The contract was paused under Biden, then reactivated by the Trump administration in 2025. Acting ICE Director Todd Lyons defended “cutting-edge technological tools” for fighting fentanyl trafficking. He did not name Paragon by name. He certified compliance with Biden’s 2023 spyware executive order. He did not answer whether American citizens have been targeted.

Here’s where it gets interesting. A US private equity firm acquired Paragon in 2024 for up to $900 million. That makes Paragon the first major commercial spyware vendor under American ownership. When Pegasus was the controversy, the US could point fingers at an Israeli company. Now the spyware is American-owned, American-contracted, and deployed on American soil. The finger-pointing gets harder.

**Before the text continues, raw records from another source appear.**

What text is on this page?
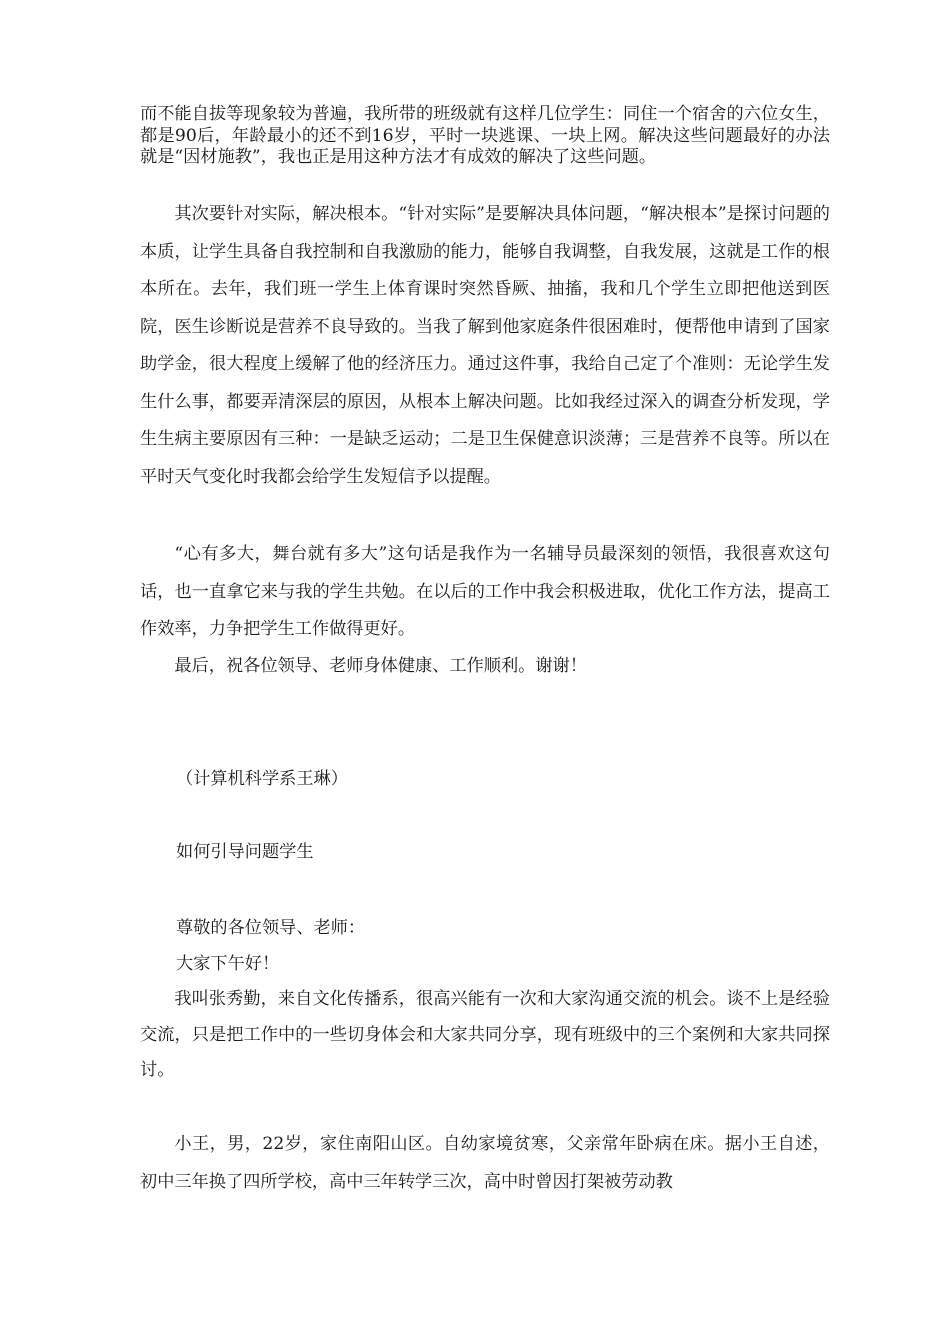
而不能自拔等现象较为普遍，我所带的班级就有这样几位学生：同住一个宿舍的六位女生，都是90后，年龄最小的还不到16岁，平时一块逃课、一块上网。解决这些问题最好的办法就是“因材施教”，我也正是用这种方法才有成效的解决了这些问题。

其次要针对实际，解决根本。“针对实际”是要解决具体问题，“解决根本”是探讨问题的本质，让学生具备自我控制和自我激励的能力，能够自我调整，自我发展，这就是工作的根本所在。去年，我们班一学生上体育课时突然昏厥、抽搐，我和几个学生立即把他送到医院，医生诊断说是营养不良导致的。当我了解到他家庭条件很困难时，便帮他申请到了国家助学金，很大程度上缓解了他的经济压力。通过这件事，我给自己定了个准则：无论学生发生什么事，都要弄清深层的原因，从根本上解决问题。比如我经过深入的调查分析发现，学生生病主要原因有三种：一是缺乏运动；二是卫生保健意识淡薄；三是营养不良等。所以在平时天气变化时我都会给学生发短信予以提醒。

“心有多大，舞台就有多大”这句话是我作为一名辅导员最深刻的领悟，我很喜欢这句话，也一直拿它来与我的学生共勉。在以后的工作中我会积极进取，优化工作方法，提高工作效率，力争把学生工作做得更好。

最后，祝各位领导、老师身体健康、工作顺利。谢谢！

（计算机科学系王琳）

如何引导问题学生

尊敬的各位领导、老师：

大家下午好！

我叫张秀勤，来自文化传播系，很高兴能有一次和大家沟通交流的机会。谈不上是经验交流，只是把工作中的一些切身体会和大家共同分享，现有班级中的三个案例和大家共同探讨。

小王，男，22岁，家住南阳山区。自幼家境贫寒，父亲常年卧病在床。据小王自述，初中三年换了四所学校，高中三年转学三次，高中时曾因打架被劳动教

The oversight gap is structural. Agencies can buy these capabilities without congressional approval or judicial review. Compliance is self-certified. There’s no independent verification. An EFF researcher noted the vague safeguards language leaves the door open for ICE to use administrative subpoenas, issued internally with no judge required, to authorize spyware deployment.

The same class of tools used to surveil journalists and activists overseas is now deployed domestically. The question isn’t whether the technology works. It’s whether anyone is watching the watchers.